In griechischen Geschäften fällt zuweilen, dicht bei der Kasse, eine gerahmte Reproduktion ins Auge, die an die naiven Erbauungsbilder in den Kirchen erinnert. Auch diese Händler-Ikone hat zwei Bilderhälften, die Himmel und Hölle repräsentieren. In der himmlischen Hälfte sieht man einen zigarrerauchenden, satt lächelnden Bürger vor seinem gefüllten Tresor sitzen. In der Hölle nebenan hockt ein armer Schlucker vor seiner leeren Kasse und rauft sich die Haare. Zu seinen Füßen nagen die Mäuse an Zetteln, auf denen wirre Zahlen notiert sind. Der Unglückliche ist Kaufmann, der den Fehler gemacht hat, für seine Kunden „anzuschreiben“. Sein glücklicher Nachbar hingegen vermittelt dem Kunden die unerbauliche Botschaft: Kredit wird nicht gegeben. Reich wird nur, wer bar kassiert.

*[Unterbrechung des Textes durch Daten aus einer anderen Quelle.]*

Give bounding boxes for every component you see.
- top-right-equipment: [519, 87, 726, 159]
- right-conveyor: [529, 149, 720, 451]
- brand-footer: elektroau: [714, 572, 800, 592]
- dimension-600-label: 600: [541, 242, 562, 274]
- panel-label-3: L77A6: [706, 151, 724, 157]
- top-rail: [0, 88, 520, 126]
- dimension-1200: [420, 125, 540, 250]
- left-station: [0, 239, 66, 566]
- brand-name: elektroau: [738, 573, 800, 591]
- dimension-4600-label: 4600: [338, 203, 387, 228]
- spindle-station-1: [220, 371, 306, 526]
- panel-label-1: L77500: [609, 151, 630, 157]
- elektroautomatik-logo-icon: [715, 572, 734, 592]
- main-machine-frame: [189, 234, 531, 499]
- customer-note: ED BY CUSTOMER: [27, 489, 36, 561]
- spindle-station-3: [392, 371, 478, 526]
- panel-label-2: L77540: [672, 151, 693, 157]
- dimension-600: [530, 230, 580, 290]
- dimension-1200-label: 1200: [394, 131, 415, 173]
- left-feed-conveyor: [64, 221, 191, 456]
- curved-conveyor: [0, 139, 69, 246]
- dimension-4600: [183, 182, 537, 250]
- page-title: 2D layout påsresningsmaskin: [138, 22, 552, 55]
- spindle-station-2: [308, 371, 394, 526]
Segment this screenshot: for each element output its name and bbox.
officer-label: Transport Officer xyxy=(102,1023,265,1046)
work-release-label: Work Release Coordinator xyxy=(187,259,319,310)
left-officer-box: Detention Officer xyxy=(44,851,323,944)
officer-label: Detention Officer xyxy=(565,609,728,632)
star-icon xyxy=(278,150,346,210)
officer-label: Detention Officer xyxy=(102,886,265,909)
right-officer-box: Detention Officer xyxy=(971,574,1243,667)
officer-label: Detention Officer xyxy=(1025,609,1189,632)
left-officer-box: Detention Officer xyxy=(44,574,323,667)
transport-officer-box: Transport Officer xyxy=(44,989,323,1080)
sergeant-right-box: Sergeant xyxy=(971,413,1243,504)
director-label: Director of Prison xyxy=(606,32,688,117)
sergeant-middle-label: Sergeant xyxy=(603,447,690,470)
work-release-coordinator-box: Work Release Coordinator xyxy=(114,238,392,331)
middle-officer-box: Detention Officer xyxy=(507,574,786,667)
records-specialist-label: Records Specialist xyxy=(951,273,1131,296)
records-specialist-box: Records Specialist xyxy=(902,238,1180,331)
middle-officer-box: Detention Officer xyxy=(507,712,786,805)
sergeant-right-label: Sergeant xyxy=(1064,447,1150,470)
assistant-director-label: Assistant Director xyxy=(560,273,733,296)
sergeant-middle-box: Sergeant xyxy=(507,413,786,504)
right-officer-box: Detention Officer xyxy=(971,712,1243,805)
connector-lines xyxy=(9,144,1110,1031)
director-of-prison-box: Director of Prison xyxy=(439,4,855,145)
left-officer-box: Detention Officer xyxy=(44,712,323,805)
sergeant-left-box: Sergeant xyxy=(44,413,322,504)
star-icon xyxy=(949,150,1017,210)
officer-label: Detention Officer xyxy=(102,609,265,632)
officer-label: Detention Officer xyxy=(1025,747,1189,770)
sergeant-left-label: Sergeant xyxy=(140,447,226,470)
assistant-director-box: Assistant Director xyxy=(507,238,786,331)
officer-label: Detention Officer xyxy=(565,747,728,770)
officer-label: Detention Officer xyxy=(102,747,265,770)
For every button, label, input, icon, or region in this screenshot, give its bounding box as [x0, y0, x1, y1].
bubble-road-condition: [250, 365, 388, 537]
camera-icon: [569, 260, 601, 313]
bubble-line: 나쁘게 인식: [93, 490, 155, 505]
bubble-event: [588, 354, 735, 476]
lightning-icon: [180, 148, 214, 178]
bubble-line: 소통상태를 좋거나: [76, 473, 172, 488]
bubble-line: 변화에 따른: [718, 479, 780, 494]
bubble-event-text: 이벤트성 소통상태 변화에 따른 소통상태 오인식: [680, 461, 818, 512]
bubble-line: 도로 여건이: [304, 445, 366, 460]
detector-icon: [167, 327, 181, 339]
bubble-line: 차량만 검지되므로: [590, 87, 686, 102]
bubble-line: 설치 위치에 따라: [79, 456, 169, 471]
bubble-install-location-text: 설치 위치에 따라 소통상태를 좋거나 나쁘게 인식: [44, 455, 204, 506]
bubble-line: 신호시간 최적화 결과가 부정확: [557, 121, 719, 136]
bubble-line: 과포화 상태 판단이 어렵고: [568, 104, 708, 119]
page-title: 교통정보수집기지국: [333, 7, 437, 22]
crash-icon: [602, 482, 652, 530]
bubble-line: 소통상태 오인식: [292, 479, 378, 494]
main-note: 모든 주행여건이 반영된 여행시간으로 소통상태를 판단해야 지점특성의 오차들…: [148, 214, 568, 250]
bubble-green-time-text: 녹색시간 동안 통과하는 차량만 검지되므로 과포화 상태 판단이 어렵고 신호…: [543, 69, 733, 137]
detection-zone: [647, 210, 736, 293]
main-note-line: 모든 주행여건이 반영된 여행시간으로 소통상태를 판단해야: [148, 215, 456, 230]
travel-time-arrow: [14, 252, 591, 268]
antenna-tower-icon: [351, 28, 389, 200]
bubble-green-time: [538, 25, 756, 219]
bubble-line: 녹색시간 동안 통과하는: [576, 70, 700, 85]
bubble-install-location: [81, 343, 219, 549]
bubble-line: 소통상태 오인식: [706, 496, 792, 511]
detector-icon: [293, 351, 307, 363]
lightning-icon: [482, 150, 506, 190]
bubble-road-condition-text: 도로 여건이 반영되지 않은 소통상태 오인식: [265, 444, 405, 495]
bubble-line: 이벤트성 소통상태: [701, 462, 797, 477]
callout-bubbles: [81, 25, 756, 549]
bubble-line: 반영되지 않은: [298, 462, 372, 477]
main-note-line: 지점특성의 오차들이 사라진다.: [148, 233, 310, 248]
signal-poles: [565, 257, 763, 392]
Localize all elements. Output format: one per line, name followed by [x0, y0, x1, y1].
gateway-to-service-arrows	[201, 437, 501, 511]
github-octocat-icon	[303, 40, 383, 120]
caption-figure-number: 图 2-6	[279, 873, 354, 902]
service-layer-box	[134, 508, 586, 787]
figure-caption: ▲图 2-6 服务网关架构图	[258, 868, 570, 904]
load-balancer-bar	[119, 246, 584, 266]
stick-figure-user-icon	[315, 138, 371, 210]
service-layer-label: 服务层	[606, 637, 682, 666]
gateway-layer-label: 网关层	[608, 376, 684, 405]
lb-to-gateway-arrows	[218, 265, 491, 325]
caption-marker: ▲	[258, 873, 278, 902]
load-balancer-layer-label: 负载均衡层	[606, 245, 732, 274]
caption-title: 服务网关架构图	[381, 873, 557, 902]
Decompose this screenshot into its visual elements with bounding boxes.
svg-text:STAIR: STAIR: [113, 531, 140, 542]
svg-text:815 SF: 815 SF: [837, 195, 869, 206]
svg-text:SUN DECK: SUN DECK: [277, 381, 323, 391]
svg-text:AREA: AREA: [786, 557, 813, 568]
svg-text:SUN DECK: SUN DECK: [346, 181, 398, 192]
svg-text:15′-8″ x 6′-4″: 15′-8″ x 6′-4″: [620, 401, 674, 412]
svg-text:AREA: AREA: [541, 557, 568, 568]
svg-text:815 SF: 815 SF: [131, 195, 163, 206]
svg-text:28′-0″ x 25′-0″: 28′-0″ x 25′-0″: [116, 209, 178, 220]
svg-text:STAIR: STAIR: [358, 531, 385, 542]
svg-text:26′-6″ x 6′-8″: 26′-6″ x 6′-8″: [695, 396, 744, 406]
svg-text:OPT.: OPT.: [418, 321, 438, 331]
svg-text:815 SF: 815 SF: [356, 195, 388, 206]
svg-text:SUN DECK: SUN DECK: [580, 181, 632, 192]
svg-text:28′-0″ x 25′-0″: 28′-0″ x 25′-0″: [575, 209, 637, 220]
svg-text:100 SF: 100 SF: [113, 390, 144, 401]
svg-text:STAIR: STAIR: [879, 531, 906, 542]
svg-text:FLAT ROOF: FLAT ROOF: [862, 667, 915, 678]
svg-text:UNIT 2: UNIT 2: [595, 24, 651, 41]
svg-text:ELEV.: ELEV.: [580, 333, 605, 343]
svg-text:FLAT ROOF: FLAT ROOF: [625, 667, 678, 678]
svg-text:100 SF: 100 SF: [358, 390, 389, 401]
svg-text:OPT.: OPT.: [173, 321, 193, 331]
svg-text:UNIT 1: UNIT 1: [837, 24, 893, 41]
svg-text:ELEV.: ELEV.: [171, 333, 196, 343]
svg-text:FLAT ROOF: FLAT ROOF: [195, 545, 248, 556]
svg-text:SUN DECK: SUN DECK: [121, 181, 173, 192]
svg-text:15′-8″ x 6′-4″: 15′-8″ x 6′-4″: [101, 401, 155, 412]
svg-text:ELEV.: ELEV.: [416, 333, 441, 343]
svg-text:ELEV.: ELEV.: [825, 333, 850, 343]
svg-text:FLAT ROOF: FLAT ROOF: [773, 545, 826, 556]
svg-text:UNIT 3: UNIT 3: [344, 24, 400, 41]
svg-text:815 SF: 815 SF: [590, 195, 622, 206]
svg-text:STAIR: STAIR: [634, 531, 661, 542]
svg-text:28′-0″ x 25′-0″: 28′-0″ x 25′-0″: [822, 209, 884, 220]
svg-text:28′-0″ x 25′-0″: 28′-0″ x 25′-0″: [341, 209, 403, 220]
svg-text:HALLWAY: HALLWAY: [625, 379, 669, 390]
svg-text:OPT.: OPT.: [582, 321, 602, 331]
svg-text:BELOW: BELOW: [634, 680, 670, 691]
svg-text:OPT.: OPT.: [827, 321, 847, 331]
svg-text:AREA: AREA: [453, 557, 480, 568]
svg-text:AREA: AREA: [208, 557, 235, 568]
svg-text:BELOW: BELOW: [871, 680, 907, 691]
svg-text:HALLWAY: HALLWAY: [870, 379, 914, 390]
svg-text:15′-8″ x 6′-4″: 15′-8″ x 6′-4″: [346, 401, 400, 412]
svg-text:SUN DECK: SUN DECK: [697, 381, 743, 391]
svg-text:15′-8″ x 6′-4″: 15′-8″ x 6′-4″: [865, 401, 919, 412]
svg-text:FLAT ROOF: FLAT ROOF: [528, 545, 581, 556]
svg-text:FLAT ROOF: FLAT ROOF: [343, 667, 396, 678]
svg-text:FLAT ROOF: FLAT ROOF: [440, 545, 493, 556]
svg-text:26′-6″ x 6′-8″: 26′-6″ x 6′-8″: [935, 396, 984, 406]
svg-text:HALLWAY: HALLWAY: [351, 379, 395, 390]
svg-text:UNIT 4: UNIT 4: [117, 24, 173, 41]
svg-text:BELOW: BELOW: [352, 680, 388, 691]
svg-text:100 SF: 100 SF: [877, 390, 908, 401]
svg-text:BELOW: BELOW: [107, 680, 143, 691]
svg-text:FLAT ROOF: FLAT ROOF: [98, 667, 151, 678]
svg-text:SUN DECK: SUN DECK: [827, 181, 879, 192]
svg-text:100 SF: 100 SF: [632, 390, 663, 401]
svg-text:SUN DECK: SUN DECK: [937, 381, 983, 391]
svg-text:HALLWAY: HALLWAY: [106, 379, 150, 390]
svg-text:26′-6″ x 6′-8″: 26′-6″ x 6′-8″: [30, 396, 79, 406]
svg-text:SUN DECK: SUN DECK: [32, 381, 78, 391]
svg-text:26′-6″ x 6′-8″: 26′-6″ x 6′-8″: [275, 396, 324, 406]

Der Zufall will es, daß der feiste Bourgeois das Antlitz eines Mannes trägt, der den Griechen in diesen Tagen aus jeder Zeitung entgegenblickt: des in den USA in Haft sitzenden Bankiers und Verlegers Giorgos Koskotas, der im Mittelpunkt eines politökonomischen Krimis steht, der für Griechenland zum Jahrhundertskandal geworden ist.

Wie kam Koskotas zu dem Geld in seinem Tresor? Oder vielmehr: Wie konnte ein unscheinbarer griechischer USA -Rückwanderer, der als berufliche Qualifikation nur seine kleinkriminellen New Yorker Jugendsünden aufzuweisen hatte, Besitzer einer Bank werden? Die Antwort: Er brauchte nur einen Millionenkredit, um die erste Rate für den Erwerb der Aktienmehrheit der Bank von Kreta zu bezahlen. Dann brauchte er noch folgende flotte Idee: Wenn die restliche Kaufsumme erst nach dem Erwerb des Aktienpakets fällig ist, läßt sie sich bereits aus der aufgekauften Bank entnehmen.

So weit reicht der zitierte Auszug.